Monday, May 04, 2009

A week or so ago, ESR had a blog entry about 'The economic case against the GPL', it spawned a hefty discussion on slashdot, as you can imagine. However the case he tries to make is correct. Companies are scared of the GPL.
As a user or independent developer the GPL is probably the most attractive license for software/open source development currently available. I know i would release all my work using this license. But companies don't see it that way, and they try hard to avoid the GPL. Linux applies to the GPL as well and it's about the only exception they are willing to make (mostly thanks to the idemnification efforts from several distro poviders).
At my current employer they are scared of the GPL as well. The general rule is to avoid anything GPL. This would make sense for our development team and they want to assure themself never to have to release code to the public. But this rule is enforced for end-user use too (as a unix admin, i would be an end-user), because there is this fear it could still end up with a customer somehow. I almost had to pick up myself after hearing that explenation.
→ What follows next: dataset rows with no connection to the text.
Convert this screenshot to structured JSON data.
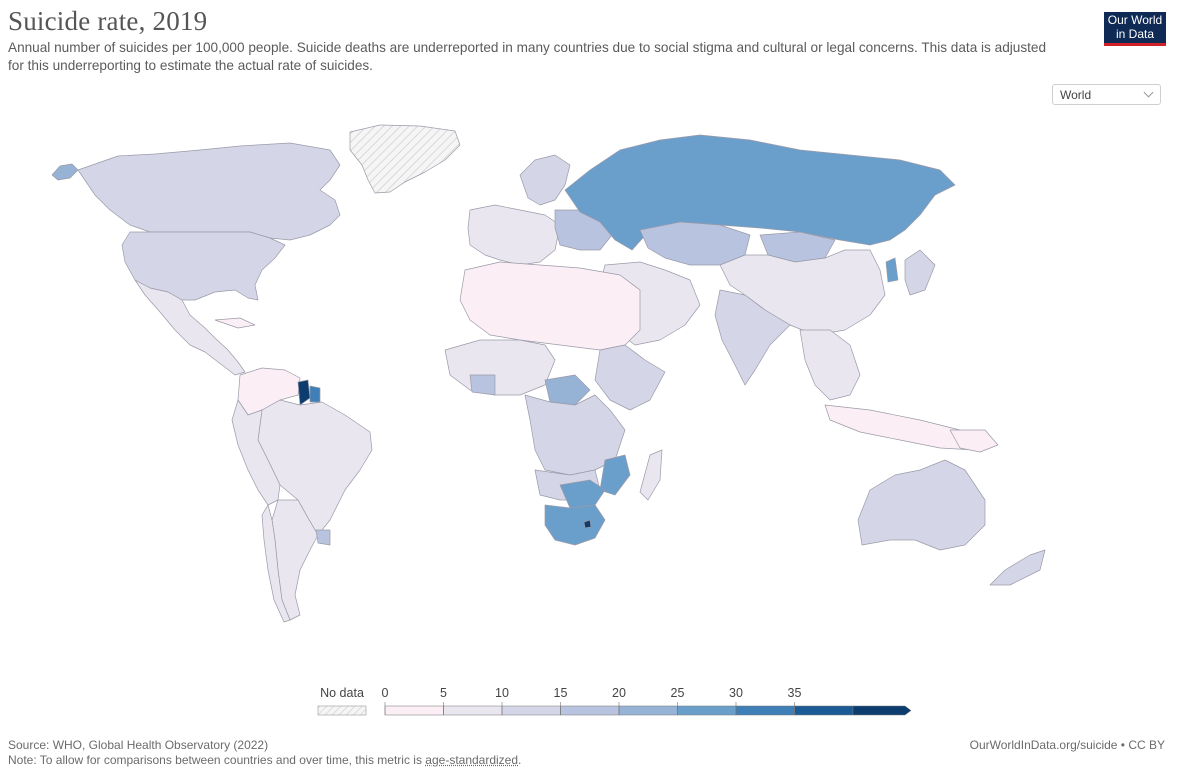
{
  "header": {
    "title": "Suicide rate, 2019",
    "subtitle": "Annual number of suicides per 100,000 people. Suicide deaths are underreported in many countries due to social stigma and cultural or legal concerns. This data is adjusted for this underreporting to estimate the actual rate of suicides.",
    "logo_line1": "Our World",
    "logo_line2": "in Data"
  },
  "controls": {
    "region_select_value": "World"
  },
  "legend": {
    "no_data_label": "No data",
    "ticks": [
      "0",
      "5",
      "10",
      "15",
      "20",
      "25",
      "30",
      "35"
    ],
    "colors": [
      "#fbeef4",
      "#e9e6f0",
      "#d4d6e8",
      "#b8c4df",
      "#96b3d6",
      "#6b9fcb",
      "#3f7fb7",
      "#1a5b96",
      "#0c3d6e"
    ]
  },
  "colors": {
    "bin_0_5": "#fbeef4",
    "bin_5_10": "#e9e6f0",
    "bin_10_15": "#d4d6e8",
    "bin_15_20": "#b8c4df",
    "bin_20_25": "#96b3d6",
    "bin_25_30": "#6b9fcb",
    "bin_30_35": "#3f7fb7",
    "bin_35_plus": "#0c3d6e",
    "no_data": "#f1f1f1"
  },
  "footer": {
    "source": "Source: WHO, Global Health Observatory (2022)",
    "note_prefix": "Note: To allow for comparisons between countries and over time, this metric is ",
    "note_link": "age-standardized",
    "note_suffix": ".",
    "credit": "OurWorldInData.org/suicide • CC BY"
  }
}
It's even worse if you know that software is not even our core business, we have software ofcourse, as any company will these days. But we are not a software company. Software is not our product, although it enriches the products for our customers. In such case i believe that when you are completly open it will benefit your main product more then with closed software. They could enjoy the benefits of faster development of software by leveraging available GPL code instead of inventing everything all over again (which costs you money on something that isn't your core business, don't you want to avoid that?).